The end of the year provides an opportunity to shut the book on one chapter of one's life and begin another. The same is true for your finances. Here are three movements that investors should think about before the end of the year.

1. Consider year-end stock donations

If you want to donate to a nonprofit organization, think about how much you want to give in order to get tax breaks. If you can itemize your deductions and have held an appreciated stock for more than a year, you could consider donating it straight to the charity. Your charitable deduction will be calculated at fair market value (subject to certain AGI limitations), and you will avoid paying capital gains tax on the appreciation. 1 The charity that receives the stock will benefit from having an asset that it may sell for cash or maintain for the future.
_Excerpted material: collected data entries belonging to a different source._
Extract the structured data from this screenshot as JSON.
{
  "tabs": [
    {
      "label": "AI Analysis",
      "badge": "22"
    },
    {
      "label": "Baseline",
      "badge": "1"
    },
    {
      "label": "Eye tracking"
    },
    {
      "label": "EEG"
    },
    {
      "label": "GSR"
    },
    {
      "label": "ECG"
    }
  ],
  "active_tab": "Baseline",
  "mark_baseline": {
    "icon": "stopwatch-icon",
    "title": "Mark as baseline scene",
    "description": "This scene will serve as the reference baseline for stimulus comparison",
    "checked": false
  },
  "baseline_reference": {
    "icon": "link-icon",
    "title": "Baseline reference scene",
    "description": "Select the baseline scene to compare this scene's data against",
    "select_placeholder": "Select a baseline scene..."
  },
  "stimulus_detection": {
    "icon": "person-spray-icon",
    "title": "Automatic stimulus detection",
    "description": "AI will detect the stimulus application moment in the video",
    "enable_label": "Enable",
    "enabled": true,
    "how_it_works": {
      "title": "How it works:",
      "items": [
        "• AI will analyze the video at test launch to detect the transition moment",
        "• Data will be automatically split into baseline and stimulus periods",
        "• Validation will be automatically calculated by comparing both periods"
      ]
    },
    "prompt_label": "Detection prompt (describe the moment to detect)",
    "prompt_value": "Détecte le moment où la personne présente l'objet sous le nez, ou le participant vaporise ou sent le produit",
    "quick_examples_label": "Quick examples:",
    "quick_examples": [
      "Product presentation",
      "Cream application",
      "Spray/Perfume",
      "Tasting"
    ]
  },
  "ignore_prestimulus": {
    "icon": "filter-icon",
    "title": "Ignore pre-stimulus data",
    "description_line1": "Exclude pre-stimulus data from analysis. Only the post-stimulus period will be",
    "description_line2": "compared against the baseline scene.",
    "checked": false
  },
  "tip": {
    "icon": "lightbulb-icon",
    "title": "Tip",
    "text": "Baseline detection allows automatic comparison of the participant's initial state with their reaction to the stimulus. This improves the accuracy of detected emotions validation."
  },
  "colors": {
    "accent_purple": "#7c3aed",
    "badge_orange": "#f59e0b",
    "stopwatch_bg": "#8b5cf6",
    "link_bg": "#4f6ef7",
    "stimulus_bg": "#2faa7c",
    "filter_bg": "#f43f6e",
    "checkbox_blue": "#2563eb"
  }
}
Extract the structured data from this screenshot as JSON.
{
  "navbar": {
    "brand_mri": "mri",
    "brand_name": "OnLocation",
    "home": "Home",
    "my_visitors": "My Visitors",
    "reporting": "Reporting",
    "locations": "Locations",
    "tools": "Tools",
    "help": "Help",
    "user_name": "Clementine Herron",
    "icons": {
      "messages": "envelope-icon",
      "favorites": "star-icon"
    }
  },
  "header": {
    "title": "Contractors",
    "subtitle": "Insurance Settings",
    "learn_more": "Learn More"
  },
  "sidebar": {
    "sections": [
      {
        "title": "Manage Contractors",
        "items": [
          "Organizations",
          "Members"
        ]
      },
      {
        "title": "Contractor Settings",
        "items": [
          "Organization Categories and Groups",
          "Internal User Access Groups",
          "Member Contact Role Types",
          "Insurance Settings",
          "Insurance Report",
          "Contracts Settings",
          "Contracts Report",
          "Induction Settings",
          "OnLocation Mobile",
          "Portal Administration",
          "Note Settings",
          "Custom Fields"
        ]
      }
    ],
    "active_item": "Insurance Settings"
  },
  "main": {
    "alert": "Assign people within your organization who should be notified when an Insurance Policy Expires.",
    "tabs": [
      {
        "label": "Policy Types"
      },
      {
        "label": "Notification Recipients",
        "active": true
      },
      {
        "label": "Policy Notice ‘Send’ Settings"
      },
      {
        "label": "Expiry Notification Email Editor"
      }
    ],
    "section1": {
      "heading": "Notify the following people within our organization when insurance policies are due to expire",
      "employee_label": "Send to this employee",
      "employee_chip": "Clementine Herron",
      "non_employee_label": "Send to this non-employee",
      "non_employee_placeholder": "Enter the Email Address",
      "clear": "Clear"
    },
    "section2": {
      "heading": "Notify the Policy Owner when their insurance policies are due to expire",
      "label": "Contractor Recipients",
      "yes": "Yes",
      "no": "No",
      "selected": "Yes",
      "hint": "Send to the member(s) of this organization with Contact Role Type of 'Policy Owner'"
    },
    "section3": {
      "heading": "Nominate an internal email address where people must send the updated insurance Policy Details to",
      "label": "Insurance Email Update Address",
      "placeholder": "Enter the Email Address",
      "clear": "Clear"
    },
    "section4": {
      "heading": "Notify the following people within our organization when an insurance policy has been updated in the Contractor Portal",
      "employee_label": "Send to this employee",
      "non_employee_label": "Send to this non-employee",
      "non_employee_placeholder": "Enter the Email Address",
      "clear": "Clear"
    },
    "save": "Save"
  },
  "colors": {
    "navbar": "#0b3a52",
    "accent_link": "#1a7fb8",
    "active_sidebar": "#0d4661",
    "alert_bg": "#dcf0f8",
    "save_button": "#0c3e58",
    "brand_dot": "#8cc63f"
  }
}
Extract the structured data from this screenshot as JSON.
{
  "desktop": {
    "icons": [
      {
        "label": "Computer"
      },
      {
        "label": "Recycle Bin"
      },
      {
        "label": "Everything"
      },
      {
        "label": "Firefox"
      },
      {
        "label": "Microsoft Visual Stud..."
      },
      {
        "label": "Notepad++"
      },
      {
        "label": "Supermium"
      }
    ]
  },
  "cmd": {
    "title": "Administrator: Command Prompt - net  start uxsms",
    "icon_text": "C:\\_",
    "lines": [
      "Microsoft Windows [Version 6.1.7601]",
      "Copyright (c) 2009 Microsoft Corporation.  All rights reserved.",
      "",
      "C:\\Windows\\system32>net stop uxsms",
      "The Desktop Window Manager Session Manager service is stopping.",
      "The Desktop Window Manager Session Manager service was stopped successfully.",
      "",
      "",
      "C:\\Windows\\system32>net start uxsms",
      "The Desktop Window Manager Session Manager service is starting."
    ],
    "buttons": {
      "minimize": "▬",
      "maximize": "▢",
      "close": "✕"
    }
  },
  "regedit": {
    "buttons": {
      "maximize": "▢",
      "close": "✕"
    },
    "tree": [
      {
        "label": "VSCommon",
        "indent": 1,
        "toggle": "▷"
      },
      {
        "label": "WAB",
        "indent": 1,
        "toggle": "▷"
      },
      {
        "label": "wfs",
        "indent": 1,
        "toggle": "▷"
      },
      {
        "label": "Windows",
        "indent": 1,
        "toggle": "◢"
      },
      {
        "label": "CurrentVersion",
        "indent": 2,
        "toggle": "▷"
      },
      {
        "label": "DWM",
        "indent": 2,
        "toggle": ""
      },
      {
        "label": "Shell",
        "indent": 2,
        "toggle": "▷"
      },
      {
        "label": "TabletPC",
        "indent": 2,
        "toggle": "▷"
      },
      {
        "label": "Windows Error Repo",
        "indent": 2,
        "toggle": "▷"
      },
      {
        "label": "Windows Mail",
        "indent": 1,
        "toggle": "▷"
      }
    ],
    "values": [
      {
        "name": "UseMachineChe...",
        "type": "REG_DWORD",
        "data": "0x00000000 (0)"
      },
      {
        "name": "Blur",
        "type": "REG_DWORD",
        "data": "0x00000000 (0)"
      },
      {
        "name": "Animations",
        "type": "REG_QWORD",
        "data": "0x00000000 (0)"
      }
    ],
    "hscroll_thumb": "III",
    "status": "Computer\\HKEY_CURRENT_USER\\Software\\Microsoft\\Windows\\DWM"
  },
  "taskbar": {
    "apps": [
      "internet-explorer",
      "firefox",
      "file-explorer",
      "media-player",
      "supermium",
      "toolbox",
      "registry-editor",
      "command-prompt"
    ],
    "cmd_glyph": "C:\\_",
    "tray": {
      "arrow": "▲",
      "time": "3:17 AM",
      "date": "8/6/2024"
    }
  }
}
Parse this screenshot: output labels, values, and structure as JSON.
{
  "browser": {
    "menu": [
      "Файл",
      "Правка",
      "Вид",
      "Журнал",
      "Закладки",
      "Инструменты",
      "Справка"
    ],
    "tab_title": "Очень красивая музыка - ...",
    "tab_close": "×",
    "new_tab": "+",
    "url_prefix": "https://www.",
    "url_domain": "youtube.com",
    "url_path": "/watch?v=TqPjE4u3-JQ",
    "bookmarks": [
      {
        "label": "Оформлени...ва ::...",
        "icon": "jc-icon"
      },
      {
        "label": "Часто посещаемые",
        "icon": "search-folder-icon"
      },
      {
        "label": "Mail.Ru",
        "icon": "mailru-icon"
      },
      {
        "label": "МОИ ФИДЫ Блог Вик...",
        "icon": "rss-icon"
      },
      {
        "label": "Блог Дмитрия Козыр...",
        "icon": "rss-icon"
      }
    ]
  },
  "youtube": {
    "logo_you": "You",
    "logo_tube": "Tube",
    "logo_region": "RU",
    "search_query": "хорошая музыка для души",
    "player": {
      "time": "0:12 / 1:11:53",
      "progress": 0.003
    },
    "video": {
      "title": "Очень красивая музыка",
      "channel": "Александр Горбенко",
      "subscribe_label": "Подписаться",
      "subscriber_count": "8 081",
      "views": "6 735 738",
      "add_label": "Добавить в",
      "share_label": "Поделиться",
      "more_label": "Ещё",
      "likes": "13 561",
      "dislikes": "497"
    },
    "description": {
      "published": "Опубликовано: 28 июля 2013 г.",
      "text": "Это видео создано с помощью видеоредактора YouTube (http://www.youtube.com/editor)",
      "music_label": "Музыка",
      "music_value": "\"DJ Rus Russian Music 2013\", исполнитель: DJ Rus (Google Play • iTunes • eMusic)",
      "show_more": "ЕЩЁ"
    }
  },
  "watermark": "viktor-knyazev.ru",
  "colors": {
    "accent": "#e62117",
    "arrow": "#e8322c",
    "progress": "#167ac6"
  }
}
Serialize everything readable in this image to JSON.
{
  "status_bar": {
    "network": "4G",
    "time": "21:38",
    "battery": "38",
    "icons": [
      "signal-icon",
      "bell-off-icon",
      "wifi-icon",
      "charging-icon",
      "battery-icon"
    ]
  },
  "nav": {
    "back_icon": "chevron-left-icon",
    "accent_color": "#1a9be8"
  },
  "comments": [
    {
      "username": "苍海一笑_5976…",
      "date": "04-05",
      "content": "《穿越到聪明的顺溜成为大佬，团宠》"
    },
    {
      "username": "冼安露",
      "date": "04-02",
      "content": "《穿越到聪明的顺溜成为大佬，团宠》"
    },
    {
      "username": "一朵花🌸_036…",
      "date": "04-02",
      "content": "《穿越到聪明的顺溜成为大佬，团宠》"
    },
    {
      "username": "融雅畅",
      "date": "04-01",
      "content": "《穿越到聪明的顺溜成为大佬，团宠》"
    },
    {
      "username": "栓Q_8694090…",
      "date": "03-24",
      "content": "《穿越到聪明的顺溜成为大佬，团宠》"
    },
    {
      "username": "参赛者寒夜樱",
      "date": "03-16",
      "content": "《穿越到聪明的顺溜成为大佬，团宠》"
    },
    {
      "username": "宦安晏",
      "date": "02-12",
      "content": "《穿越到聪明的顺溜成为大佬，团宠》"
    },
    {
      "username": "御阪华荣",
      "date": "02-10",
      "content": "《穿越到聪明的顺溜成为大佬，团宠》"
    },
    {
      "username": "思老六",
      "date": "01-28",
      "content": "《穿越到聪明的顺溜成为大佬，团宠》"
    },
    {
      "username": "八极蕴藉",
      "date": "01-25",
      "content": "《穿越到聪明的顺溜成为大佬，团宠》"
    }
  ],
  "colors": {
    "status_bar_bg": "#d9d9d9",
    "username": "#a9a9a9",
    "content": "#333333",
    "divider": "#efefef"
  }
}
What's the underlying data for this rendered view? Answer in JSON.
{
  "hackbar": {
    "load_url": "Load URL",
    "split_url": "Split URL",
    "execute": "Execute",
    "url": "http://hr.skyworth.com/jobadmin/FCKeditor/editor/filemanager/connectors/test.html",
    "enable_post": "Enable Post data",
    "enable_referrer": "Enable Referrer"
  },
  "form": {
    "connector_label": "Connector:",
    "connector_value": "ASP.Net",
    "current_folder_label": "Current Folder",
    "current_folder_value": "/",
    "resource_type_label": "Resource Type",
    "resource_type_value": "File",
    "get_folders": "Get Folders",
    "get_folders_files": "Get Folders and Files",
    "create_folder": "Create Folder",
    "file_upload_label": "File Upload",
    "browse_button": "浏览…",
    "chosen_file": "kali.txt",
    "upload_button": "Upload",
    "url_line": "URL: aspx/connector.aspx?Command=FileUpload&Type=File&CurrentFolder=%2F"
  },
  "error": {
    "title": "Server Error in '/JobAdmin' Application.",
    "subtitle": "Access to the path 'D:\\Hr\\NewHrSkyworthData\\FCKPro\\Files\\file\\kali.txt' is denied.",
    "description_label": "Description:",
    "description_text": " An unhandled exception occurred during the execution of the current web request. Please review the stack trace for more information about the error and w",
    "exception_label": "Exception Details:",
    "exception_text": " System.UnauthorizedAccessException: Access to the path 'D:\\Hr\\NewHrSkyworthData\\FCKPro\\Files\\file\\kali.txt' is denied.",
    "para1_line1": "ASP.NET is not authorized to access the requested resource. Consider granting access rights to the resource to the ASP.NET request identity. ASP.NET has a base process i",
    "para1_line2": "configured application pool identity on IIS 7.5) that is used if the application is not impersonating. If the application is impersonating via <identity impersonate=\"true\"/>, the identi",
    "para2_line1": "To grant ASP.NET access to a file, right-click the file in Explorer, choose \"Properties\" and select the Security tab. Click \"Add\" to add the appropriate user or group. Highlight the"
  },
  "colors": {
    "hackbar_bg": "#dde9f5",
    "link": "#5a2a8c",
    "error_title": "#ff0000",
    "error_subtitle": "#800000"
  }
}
2. Schedule a portfolio checkup

Schedule a year-end appointment with your Financial Advisor to discuss your present financial situation, goals, and the implications of upcoming economic changes.

  • * Make your Financial Advisor aware of any life events that occurred during the year, including as marriage, divorce, babies, funerals, establishing a business, getting a new job, and purchasing or selling property, if you haven't previously.
  • * Discuss ways to assist ensure that your portfolio is aligned with your financial goals, both new and existing, and that risk is managed.
  • * Inquire with your Financial Advisor about how he or she sees economic changes and how they may affect your investment recommendations. Interest rate increases, for example, have the potential to impact numerous asset classes, including Treasuries, bond markets, and equities, particularly for companies that are heavily impacted by changes in interest rates.

3. Focus on your retirement savings

If you've moved employment or retired, consult with your Financial Advisor about your options for investing in a qualified employer sponsored retirement plan (QRP), such as a 401(k), 403(b), or governmental 457. (b). Check the year-to-date status of your retirement contributions to ensure that you have taken advantage of any available tax breaks.

Getting started with investing is easy. If you learn about the basic types of investments and find the right advisor, you can begin making more informed financial choices for the future.